By Yaël Ossowski | Florida Watchdog
TAMPA — In the shadow of Mitt Romney’s visit to Florida with freshly introduced vice presidential candidate and U.S. Rep. Paul Ryan, R-Wis., on Tuesday, more than 8 million registered Florida voters will hit the polls to choose their party’s candidates for local, county and state elections.
As the 42nd state to hold primaries this year, and the most populous swing-state in the union, the partisan results from Florida will set the narrative for the general election, setting the field for the nearly 2.7 million independent voters crucial to the U.S. Senate and presidential races, which could change the power dynamic in the nation’s capital.
More than one million voters have already cast their ballots, according to Florida Department of State spokesman Chris Cate, amounting to about 679,000 absentee ballots and 367,000 early votes, representing just more than 12 percent of eligible primary voters.
Because of the state’s closed-primary system, independent voters will be locked out of party primaries, but they can vote for nonpartisan judges in local county races.
For some seasoned politicians on the ballot, such as 10-term GOP U.S. Rep. John Mica of District 7, at stake is a livelihood and a career, dependent upon name recognition and years of bringing home federal dollars for the district, including being the driving force behind the creation of the Transportation Security Administration.
For his GOP primary opponent, freshman U.S. Rep. Sandy Adams of District 24, it’s about unseating an establishment colleague who has led the party and the country down the wrong path; she’s fueled by endorsements and grassroots support from the tea party movement.
Neither Mica nor Adams, in the last day of campaigning, were available to Florida Watchdog for comment.

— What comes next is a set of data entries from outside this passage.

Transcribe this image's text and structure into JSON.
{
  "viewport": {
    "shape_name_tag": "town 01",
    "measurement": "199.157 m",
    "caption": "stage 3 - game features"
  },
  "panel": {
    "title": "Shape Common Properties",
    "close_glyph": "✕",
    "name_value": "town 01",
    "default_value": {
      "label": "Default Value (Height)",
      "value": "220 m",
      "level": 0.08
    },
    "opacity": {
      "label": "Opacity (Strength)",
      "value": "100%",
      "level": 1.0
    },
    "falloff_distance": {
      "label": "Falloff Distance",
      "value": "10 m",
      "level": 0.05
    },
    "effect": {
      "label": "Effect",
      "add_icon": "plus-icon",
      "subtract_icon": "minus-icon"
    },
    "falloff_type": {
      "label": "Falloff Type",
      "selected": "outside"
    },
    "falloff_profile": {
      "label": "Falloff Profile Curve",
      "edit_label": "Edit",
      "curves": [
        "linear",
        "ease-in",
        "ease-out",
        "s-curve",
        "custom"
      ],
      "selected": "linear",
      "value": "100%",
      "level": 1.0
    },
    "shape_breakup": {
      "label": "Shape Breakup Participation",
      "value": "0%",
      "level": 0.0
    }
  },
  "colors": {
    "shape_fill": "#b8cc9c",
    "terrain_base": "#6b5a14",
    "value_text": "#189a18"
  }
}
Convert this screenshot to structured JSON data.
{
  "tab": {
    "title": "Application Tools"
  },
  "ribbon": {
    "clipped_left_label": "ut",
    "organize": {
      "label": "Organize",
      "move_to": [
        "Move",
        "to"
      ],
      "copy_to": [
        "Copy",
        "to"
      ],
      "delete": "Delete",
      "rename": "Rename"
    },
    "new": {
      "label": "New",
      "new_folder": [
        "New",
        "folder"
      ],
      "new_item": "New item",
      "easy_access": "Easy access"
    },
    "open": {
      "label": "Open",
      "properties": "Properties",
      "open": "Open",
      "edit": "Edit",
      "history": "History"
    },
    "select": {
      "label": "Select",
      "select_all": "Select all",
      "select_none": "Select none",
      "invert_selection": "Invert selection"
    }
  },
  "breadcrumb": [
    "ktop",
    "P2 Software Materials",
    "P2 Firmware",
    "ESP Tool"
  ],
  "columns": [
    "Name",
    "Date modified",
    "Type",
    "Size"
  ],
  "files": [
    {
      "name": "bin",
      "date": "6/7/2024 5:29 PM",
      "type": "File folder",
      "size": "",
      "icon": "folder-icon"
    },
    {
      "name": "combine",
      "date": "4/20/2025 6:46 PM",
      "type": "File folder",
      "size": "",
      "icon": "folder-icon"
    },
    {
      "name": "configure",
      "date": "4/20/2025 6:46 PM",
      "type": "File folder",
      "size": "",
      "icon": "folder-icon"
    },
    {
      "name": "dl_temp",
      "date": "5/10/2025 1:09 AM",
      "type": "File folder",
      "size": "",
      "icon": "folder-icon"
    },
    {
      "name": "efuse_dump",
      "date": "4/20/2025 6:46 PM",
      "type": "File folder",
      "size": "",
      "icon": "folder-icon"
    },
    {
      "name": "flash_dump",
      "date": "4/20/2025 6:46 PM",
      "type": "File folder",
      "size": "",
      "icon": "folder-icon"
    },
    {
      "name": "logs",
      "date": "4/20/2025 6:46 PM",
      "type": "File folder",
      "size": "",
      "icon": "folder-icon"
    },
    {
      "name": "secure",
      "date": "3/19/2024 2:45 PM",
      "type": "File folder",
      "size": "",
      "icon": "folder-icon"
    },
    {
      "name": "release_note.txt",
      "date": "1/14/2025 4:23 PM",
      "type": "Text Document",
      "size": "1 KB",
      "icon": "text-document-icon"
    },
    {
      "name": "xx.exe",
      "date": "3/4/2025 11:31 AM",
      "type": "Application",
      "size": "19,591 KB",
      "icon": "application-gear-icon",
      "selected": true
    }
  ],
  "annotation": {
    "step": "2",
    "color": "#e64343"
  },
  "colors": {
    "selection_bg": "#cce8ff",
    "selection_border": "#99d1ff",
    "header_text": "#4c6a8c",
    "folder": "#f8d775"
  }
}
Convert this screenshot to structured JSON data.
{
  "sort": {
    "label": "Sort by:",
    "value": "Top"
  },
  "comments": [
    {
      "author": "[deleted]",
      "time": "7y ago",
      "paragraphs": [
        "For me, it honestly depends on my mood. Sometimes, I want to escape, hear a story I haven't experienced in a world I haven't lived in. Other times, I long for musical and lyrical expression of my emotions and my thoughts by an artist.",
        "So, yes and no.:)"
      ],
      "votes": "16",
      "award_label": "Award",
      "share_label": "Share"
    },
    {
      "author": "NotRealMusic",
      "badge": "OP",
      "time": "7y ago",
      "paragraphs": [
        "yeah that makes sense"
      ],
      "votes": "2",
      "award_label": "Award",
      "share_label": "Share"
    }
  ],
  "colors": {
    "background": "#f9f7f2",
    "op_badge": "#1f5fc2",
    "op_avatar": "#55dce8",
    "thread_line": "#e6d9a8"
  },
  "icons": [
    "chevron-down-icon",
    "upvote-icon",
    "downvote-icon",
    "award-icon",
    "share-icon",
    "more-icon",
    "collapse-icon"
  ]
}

In the 23rd District, it’s about finding the most conservative candidate to combat U.S. Rep. Debbie Wasserman Schultz of District 20. As chairwoman for the Democratic National Committee, the four-term congresswoman’s seat remains a lucrative prize for the cast of Republican opponents, which include businesswoman Karen Harrington of Pembroke Pines and political activist Joe Kaufman of Weston, who both made their respective cases to Florida Watchdog (Harrington here and Kaufman here).
Other candidates for the GOP nomination include U.S. Elections Assistance Commission member Gineen Bresso of Fort Lauderdale, businessman Ozzie deFaria of Weston and radio host Juan Eliel Garcia of Sunrise.
For District 26, the battle is over the chance to face GOP U.S. Rep. David Rivera of District 25, who has spent the past few months of his political career defending himself against federal probes and ethics investigations regarding his finances.
Veteran attorney Joe Garcia, executive consultant Gustavo Marin, businesswoman Gloria Romero Roses and hotel employee Lamar Sternad are running in the Democratic primary to unseat Rivera and turn the newly drawn 26 district — from Key West to Miami — blue.
In north-central Florida, the hot primary battle in the 3rd District focuses on U.S. Rep. Cliff Stearns of District 6, a 12-term lawmaker who first promised to push for term limits in 1988, challenged by three Republicans claiming the more conservative record.
Stearns faces state Sen. Steve Oelrich, R-Gainesville, Clay County Clerk of Courts James Jett and veterinarian Ted Yoho of Gainesville.
In the heart of the Interstate 4 corridor, including suburban parts of Orlando, the 9th District Republican primary aims to find the candidate who will face former U.S. Rep. Alan Grayson, the Democratic firebrand who first raised the ire of conservatives during the House debates on the health-care reform bill, describing the GOP’s plan as “don’t get sick, and if you do get sick, die quickly.”
The Republicans lined up to challenge Grayson include talk show host Todd Long of Orlando, health-care consultant Julius Melendez of Orlando, businessman Mark Oxner of Orlando and former state Rep. John Quinones, R-Kissimmee.
The most important statewide election this fall, the U.S. Senate election, will feature only one Democratic challenger to incumbent Sen. Bill Nelson. Naples resident Glenn Burkett, a health entrepreneur by trade, filed to challenge the 40-year veteran of Tallahassee and Washington politics.
Burkett did not respond to requests for an interview.
The Republican primary, first imagined to be a hotly contested race, has generally been considered favorable for U.S. Rep. Connie Mack of District 14. He’ll still face three opponents on the primary ballot — former U.S. Rep. Dave Weldon, Catholic blogger Marienela Stuart and Army Col. Mike McCalister.